Monovalent cation specificity varies significantly among IMPDHs from different sources- for example, Na+ activates some IMPDHs, but has no effect, or inhibits, others (Hedstrom, 2009). This observation suggests that there are significant differences in the structure of the monovalent cation binding sites, which will translate into differences in the conformational dynamics of the Cys319 loop and the flap. Understanding, and predicting, how such functional distinctions arise from rather subtle changes in sequence will require even more detailed characterization of additional IMPDHs. In particular, direct methods for monitoring the conformational changes are needed to calibrate the computational approaches. This is no small task. The open-to-closed conformational change of the flap may be more analogous to an disorder-order transition than the rigid body lid closures that have been monitored to date.

The importance of the K+ site is dramatically illustrated with the MPA resistant IMPDHs found in Penicillium brevicompactum, the fungus that produces MPA (Hansen et al., 2011). MPA binds to E-XMP*, competing with the flap for the vacant cofactor binding site (Link and Straub, 1996, Sintchak et al., 1996). Thus the equilibrium between the open and closed conformation is an important determinant of drug sensitivity (Digits and Hedstrom, 2000, Kohler et al., 2005, Riera et al., 2008). P. brevicompactum contains two IMPDHs, PbIMPDH-A and PbIMPDH-B; these enzymes are 20- and 1000-fold more resistant to MPA, respectively, than a typical eukaryotic IMPDH (Hansen et al., 2011). Curiously, the active site and MPA binding site are completely conserved. However, the C-terminal helix that forms part of the K+ binding site has diverged; swapping this region between MPA-sensitive and resistant IMPDHs reveals that this region can account for 7-fold of the resistance. How these changes influence MPA inhibition is currently under investigation. More importantly, these observations indicate that additional “long-range” determinants of drug selectivity, and reaction properties, remain to be identified.

The GMPR reaction

Characterization of the GMPR reaction is rudimentary in comparison to IMPDH. The enzyme has been purified from a handful of sources: Aerobacter aerogenes (Mager and Magasanik, 1960, Brox and Hampton, 1968), human erythrocytes (Mackenzie and Sorensen, 1973, Spector, 1979 #838), calf thymus (Stephens and Whittaker, 1973), Leishmania donvani (Spector and Jones, 1982, Spector et al., 1984), Artemia salina (Renart et al., 1976a, Renart et al., 1976b), though its presence has been inferred in several other cases by the conversion of labeled guanine into adenine nucleotides. Only the human and Escherichia coli genes have been cloned and expressed to verify activity (Andrews and Guest, 1988, Moffat and Mackinnon, 1985, Martinelli et al., 2011, Patton et al., 2011, Li et al., 2006, Zhang et al., 2003, Deng et al., 2002). X-ray crystal structures are available for human GMPR1 and GMPR2 in several complexes: E•GMP (2ble, 2bwg, 2a7r, (Li et al., 2006)), E•IMP (2bzn, (Patton et al., 2011)) and E•IMP•NADH (2c6q, (Patton et al., 2011)). Two structures of B. anthracis GMPR can be found in the PDB (1ypf and 2a1y), but there is no record that this protein has actually been assayed for GMPR activity.

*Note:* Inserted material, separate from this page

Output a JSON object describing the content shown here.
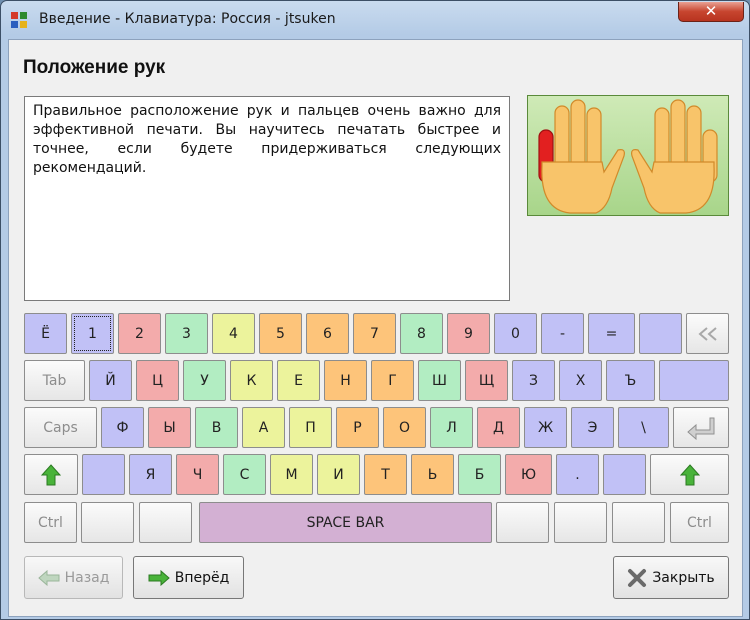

Using IMPDH as a template for GMPR reaction, the following mechanism would be expected: GMP binds, the deamination reaction occurs with formation of E-XMP*, ammonia departs and NADPH binds, E-XMP* is reduced to IMP. This mechanism would be described by ping-pong kinetics, which are most definitely not observed in GMPRs. Instead, an intersecting line pattern is found in Lineweaver-Burk plots (Spector et al., 1979, Deng et al., 2002, Martinelli et al., 2011, Patton et al., 2011), indicating that a ternary E•GMP•NADPH complex must form before deamination can proceed. Further, again by analogy to the IMPDH reaction, the deamination reaction would be expected to be rate-limiting and hydride transfer is expected to be fast. However, two investigations of the mechanism of E. coli GMPR report that an isotope effect is observed on hydride transfer, indicating that in fact the deamination step is fast and hydride transfer is rate-limiting (Martinelli et al., 2011, Patton et al., 2011). These findings create a conundrum: how can the deamination reaction occur in the presence of cofactor?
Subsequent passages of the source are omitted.